Sometimes the level of detail in your data doesn’t show you the information you need. For example, you need total sales but you only have individual orders, or you want to find out the average monthly temperature from the daily data you have. What you need to do is aggregate the data, i.e. calculate summary statistics. These statistics are often calculated separately for subgroups of the data, such as different months.

Classic Aggregations with the GroupBy node

When you create an aggregated table, simple or complicated, you often need the GroupBy node.

 

 

Reference workflows Basic Examples for using the GroupBy Node and GroupBy Advanced Examples are available on the KNIME Hub.

 

Exercise: Aggregating Data with the GroupBy node

1) Read the adult.csv file available in the data folder on the KNIME Hub. The data are provided by the UCI Machine Learning Repository.

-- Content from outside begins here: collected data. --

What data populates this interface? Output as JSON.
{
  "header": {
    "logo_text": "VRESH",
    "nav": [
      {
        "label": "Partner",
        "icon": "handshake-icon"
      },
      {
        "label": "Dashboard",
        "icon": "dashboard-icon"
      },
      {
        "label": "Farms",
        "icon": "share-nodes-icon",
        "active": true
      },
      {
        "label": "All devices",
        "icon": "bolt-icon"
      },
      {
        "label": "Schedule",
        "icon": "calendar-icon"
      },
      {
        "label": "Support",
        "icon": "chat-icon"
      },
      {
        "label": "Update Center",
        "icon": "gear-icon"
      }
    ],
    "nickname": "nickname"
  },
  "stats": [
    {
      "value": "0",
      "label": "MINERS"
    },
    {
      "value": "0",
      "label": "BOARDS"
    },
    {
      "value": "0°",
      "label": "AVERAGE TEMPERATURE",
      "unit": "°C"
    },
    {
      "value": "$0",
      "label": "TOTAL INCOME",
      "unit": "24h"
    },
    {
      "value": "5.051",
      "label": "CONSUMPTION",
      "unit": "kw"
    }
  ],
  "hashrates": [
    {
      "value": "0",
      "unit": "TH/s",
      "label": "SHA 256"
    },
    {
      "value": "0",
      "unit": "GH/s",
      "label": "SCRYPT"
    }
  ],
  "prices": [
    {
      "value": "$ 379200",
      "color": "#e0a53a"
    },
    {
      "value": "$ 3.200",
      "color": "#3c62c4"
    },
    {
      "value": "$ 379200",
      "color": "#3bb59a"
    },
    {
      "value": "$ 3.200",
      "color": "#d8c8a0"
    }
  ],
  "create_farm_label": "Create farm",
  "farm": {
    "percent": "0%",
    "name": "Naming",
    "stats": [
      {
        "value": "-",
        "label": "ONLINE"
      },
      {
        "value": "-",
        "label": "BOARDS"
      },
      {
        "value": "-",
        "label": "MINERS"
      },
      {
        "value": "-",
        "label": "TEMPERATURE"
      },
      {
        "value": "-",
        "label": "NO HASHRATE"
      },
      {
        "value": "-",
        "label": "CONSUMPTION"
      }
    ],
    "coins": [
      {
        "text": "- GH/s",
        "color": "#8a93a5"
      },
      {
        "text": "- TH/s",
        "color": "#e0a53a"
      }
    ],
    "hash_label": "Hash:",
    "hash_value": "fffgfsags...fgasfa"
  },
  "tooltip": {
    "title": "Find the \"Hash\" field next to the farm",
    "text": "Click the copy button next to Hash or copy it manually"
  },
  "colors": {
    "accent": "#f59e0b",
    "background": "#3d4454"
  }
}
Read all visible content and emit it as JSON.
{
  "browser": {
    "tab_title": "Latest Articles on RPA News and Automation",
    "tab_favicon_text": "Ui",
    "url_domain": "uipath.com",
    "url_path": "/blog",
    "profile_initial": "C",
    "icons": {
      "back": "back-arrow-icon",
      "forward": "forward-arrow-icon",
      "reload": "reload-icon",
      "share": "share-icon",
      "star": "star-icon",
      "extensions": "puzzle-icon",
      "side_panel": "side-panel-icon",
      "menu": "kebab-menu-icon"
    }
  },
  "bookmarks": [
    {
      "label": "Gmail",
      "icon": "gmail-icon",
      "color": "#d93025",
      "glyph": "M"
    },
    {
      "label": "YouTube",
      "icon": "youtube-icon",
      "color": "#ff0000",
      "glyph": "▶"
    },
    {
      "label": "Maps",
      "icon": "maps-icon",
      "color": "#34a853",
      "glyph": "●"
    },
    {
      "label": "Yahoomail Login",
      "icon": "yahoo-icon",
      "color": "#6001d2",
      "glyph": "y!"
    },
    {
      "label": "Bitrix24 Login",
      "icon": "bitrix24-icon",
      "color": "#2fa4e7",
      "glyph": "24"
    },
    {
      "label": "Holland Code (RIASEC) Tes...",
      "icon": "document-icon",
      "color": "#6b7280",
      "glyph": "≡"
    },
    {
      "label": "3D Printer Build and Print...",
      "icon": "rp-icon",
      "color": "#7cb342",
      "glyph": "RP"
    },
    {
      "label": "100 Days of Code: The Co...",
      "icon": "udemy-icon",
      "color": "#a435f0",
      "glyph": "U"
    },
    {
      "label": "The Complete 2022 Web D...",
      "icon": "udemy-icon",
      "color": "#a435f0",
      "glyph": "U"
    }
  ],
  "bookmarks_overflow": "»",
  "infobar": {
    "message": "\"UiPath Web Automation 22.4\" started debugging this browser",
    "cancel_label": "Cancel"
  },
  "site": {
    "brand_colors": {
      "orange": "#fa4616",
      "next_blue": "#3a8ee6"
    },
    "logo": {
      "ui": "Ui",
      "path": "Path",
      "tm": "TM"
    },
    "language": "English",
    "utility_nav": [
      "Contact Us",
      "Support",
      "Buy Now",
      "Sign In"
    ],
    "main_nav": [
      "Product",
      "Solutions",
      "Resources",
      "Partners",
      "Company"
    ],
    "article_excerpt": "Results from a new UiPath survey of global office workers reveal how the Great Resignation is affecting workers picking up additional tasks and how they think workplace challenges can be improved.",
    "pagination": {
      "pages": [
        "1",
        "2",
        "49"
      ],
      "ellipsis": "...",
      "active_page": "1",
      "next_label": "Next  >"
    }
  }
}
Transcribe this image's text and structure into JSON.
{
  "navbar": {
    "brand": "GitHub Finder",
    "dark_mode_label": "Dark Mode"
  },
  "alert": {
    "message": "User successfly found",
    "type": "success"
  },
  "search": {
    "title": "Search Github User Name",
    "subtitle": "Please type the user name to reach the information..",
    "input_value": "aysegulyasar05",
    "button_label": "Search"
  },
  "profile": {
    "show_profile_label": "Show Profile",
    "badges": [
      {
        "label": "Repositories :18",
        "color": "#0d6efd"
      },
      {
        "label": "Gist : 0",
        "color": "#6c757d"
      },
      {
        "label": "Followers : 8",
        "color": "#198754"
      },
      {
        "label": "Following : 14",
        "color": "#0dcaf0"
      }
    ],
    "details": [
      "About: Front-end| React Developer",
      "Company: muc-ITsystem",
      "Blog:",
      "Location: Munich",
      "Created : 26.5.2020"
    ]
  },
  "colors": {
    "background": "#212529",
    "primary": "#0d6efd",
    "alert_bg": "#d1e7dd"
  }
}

2) Calculate the count and average age of women with income >50K

3) Calculate the averages of all numerical columns for each one of the 4 groups defined by sex and income values

4) Calculate 

  • the number of missing values in the occupation column
  • the number of non-missing rows in the occupation column
  • the number of rows in the occupation column
  • the number of rows in the marital-status column 

Notice that the last two aggregations should provide the same numbers!

Empty exercise workflow 13_Classic_Aggregations_with_GroupBy_Node in the KNIME Hub course repository

 

Solution: Aggregating Data with the GroupBy node

1-2) Download the adult.csv file from the data folder on the KNIME Hub. Read the file with the File Reader node. Use the GroupBy node, and select the gender and income columns as the grouping columns. Select age as one aggregation column, and apply mean as the aggregation method. Select any column as another aggregation column, and apply count as the aggregation method. Remember to check the “Missing” option for the count operation.

3) Start a new workflow branch from the File Reader node with a GroupBy node. Select gender and income as the grouping columns. Select integer and double in the type based aggregation tab, and apply the aggregation method mean.

4) Start a new workflow branch again with a GroupBy node. Don’t select any grouping columns. Select the occupation column as the aggregation column three times, and apply the aggregation methods missing value count, count without checking the “Missing” option, and count with the “Missing” option checked. Select the marital status column as the fourth aggregation column, apply the aggregation method count, and check the “Missing” option.

Solution workflow 13_Classic_Aggregations_with_GroupBy_Node - Solution in the KNIME Hub course repository

 

Extending the Classic Aggregations with Pivoting

A pivot table aggregates data by two dimensions, rows and columns.

 

 

 

A reference workflow Basic and Advanced Usage of the Pivoting Node is available on the KNIME Hub.

 

Exercise: Creating a Pivot Table

1) Read the adult_binned.csv file available in the data folder on the KNIME Hub. The original adult.csv dataset is provided by the UCI Machine Learning Repository.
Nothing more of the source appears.